Men are like peacocks: they make big displays to impress females, but are "more blow than show." The proverbial "fragile male ego," a well recognized phenomena, especially by females who have wisely learned to cater to it for their own advantages, is literally a misnomer. Male egos (understood as sense-of-self) are indeed quite strong. What is fragile is male self, literally. The essence of self of males is far more fragile than the self of females. Literally speaking, female egos are generally more fragile, calling for continual reinforcement, than are male egos. Conversely, female self is far more stable than the selfness of males.

The point is not to quibble over language, but to note the seriousness of the site of the differing sources of weakness in males and females. Men are not simply more fragile at the shallow level of ego, but are lacking in the fundamental powers inherent in their gendered selves.

(Note: The issue being considered here is not a fundamental difference in overall powers of personhood--that female-type persons are stronger--but only to note that gender based elements of self are weaker in males.)

Again, this factor is genetically pragmatic in that the power-demands on femininity are vastly greater than those required of masculinity in the overall reproductive process--namely, gestation, delivery, and child care, versus impregnation only. Practically speaking, peacock-type display in males is both economic in easing the challenges of female-selection of males, as well in male function in reproductive responsibilities. Just as the appearance of feminine weakness is useful in attracting males, so the cockiness of males, the self-assumption of strength, is useful in the success of males in their role in the reproductive dramas. First, the appearance of strength appeals to deep female desires for security. Although male cockiness may be consciously offensive to females, the deeper power which it may signify is innately appealing.

Male self-confidence, even when ego based, is more appealing to femininity than are any signs of weakness.

BLINDNESS TO EMOTIONAL ABUSE

At times I have felt like a battered husband or boyfriend, but I loved her...

O.J. Simpson

Although our society has long been attentive to physical abuse, and is currently becoming sensitized to sexual abuse, it remains largely blinded both to the existence and consequences of emotional abuse (spiritual is a better name). Families, religions, and civil structures tolerate, even support and often encourage, this insidious form of self diminishment if not destruction.

This cross-gender blindness to the type of abuse which is often more dangerous and devastating than the first two in the long run becomes especially relevant in regard to our subject here because it is the type best wielded by females. Whereas physical and sexual abuse, the types more common with males, are obvious and recognizable, emotional abuse, which females are more apt to use, is seldom noted in our society. O.J.'s acts, if he did them, are unconscionable, despicable and ultimate--but what about Nicole? Is she entirely innocent? Was O.J.'s confession of feeling in his "suicide note" (quoted above) a lie? Or only a clever ploy to divert attention from his own crimes? Or could he have been referring to some type of real but unseen form of battering, which I here call emotional abuse?

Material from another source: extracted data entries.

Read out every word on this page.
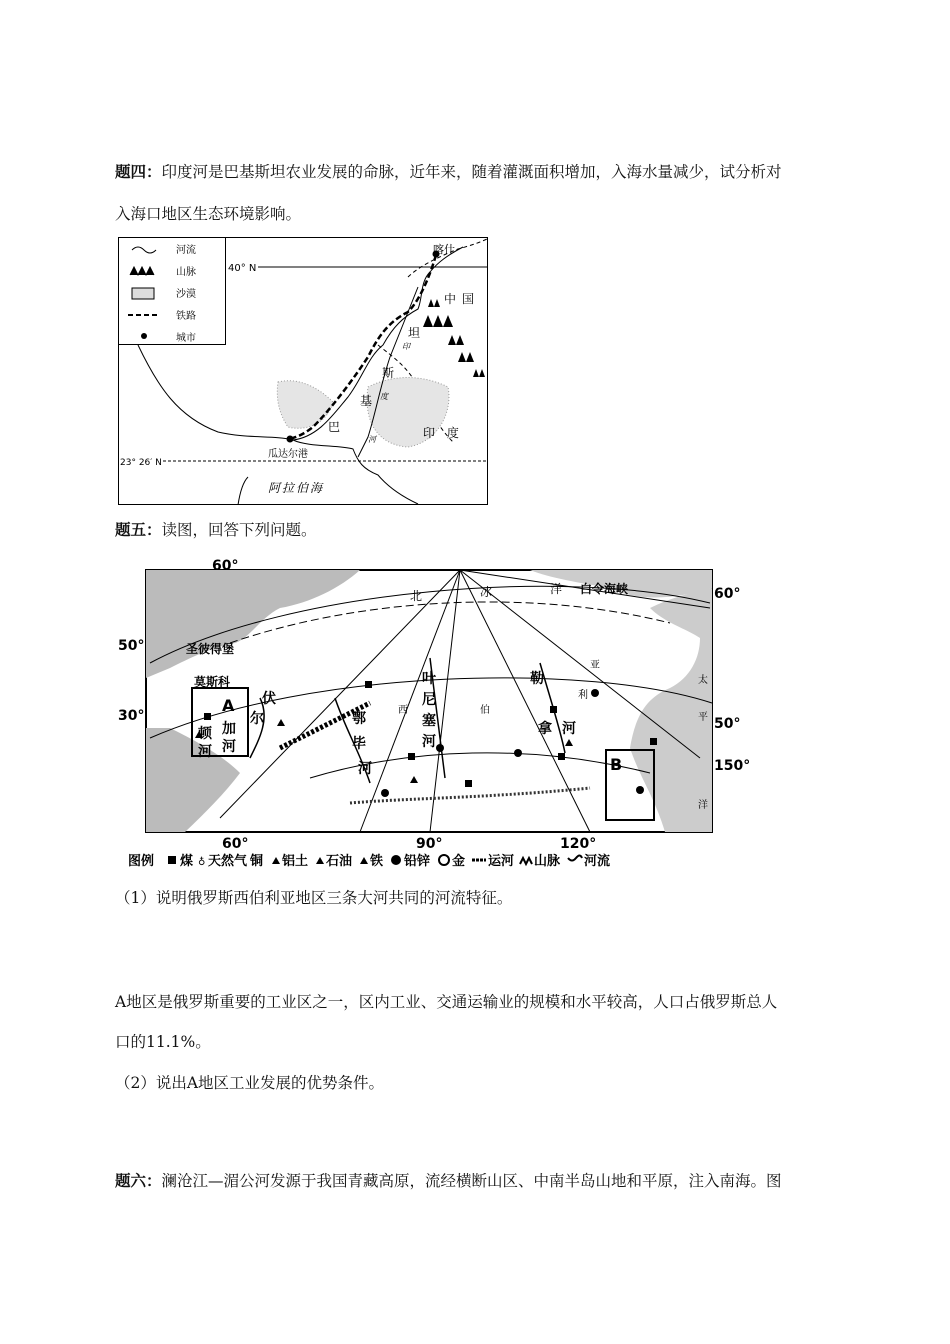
题四：印度河是巴基斯坦农业发展的命脉，近年来，随着灌溉面积增加，入海水量减少，试分析对
入海口地区生态环境影响。
河流
山脉
沙漠
铁路
城市
40° N
23° 26′ N
喀什
中国
坦
斯
基
巴	印 度
瓜达尔港
阿拉伯海
印
度
河
题五：读图，回答下列问题。
60°
60°
50°
30°	50°
150°
60°	90°	120°
北	冰	洋 白令海峡
圣彼得堡
莫斯科
A
B
伏
尔
加
河
顿
河
鄂
毕
河
叶
尼
塞
河
勒
拿 河
西	伯
利
亚
太
平
洋
图例 煤 ♁ 天然气 铜 铝土 石油 铁 铅锌 金 运河 山脉 河流
（1）说明俄罗斯西伯利亚地区三条大河共同的河流特征。
A地区是俄罗斯重要的工业区之一，区内工业、交通运输业的规模和水平较高，人口占俄罗斯总人
口的11.1%。
（2）说出A地区工业发展的优势条件。
题六：澜沧江—湄公河发源于我国青藏高原，流经横断山区、中南半岛山地和平原，注入南海。图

Female powers in the emotional realm are vaster for two major reasons: first, females tend to be more emotionally conscious than males; they commonly embrace human capacities for emotionality more than males do. Secondly, because males try to deny or repress their own emotional capacities they tend to fear feelings and unwittingly leave themselves more vulnerable both to their own emotions as well as the emotional powers of females.

A male, no doubt, started the obviously defensive rumor that sticks and stones may break my bones, but words can never hurt me. Sure they can't! The power of words, especially by females engaged in emotional abuse, is awesome to behold. The fact that this form of spiritual destruction remains largely unrecognized adds to its already consequential powers.